In: Finance
Describe four innovative bond types, and explain why were they created and how these bonds works?
A. Floating Rate Bond- Floating rate bond is a type of Bond which is issued with floating interest rate and they do not have the risk of fixed interest rate and this will be protecting the companies to a large extent against fixed payment of interest rate even though interest rate is lower so it will offer the company with the flexibility and there is a minimum floor payment which has been fixed and minimum rate of payments will be paid to the shareholder.it was created to protect against fixed charge.
B. Bond with call option /callable bonds= callable bonds are all those bonds which will provide the company with a call option and the company can call the bond when they will feel that the interest rate in the market is lower and they will be reissuing their bonds and there will be a optimum flexibility in the hand of bondholder in case the interest is going lower so that they can lower their overall liability.it will offer the company with an advantage with lower interest rate so it was created.

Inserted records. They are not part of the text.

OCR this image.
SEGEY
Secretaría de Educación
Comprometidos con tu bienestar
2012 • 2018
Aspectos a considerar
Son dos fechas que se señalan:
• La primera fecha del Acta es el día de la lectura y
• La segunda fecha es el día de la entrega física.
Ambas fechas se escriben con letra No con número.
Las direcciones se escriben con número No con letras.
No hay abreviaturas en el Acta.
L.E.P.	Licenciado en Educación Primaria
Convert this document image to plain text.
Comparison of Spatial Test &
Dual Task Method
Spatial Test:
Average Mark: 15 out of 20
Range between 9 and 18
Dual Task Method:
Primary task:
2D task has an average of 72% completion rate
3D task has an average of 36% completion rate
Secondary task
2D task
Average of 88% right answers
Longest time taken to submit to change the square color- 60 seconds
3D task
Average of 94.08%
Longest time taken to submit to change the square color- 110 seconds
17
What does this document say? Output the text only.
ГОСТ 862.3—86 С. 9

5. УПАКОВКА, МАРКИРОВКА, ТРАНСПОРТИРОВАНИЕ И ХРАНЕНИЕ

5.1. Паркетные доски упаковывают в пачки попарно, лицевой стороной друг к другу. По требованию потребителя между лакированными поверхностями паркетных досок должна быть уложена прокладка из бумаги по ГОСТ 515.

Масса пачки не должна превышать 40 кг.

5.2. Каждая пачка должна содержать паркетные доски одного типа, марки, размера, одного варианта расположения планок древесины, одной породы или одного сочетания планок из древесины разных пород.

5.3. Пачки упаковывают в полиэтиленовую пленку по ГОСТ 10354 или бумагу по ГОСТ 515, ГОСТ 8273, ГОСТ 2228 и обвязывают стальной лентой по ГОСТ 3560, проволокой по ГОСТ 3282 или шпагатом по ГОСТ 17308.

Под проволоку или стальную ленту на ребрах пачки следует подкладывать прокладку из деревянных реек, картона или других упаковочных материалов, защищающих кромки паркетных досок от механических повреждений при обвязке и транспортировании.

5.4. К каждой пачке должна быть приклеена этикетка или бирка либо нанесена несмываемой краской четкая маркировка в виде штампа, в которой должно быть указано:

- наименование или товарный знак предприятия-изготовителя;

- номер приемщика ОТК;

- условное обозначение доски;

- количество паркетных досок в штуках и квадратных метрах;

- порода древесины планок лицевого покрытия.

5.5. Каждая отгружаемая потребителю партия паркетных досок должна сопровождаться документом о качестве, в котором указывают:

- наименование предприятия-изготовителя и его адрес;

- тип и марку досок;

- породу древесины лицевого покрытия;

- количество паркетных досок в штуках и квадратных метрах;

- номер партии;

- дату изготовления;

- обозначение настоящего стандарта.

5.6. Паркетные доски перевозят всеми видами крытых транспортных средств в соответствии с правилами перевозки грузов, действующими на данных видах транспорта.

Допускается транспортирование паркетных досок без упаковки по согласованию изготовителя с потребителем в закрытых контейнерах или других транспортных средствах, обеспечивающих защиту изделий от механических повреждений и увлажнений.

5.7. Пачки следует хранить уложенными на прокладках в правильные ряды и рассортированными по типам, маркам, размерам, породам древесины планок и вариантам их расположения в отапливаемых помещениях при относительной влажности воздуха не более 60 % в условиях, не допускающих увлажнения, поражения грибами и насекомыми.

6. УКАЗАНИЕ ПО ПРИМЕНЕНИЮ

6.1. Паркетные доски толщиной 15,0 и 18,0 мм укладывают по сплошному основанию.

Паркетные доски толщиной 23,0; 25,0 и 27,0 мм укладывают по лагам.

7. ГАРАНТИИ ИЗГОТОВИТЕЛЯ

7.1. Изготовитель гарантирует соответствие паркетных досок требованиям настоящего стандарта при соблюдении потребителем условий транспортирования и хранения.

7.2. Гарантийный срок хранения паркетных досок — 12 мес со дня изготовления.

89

C. Convertible bonds- convertible bonds are those bonds which can be converted into shares of the company after a certain period of time so it will be providing an option to the the bond holder of the company to become the shareholder in a company by paying a lower amount than the actual prices and it will offer them with a chance of being the equity shareholders of the company.this was invented for those people who wanted to be shareholder in the long term but feared the sustainability of company.
D. Zero coupon bonds- zero coupon bonds are those bonds which will not be paying any kind of coupon on their Bond and they will only be paying the entire amount at the maturity so they will be having a very high risk of interest rate change and zero coupon Bond will always be issued at our discount so that investor will have a benefit of redemption at the face value. This bond were created to fund the short term requirement of money with the long term debt capital.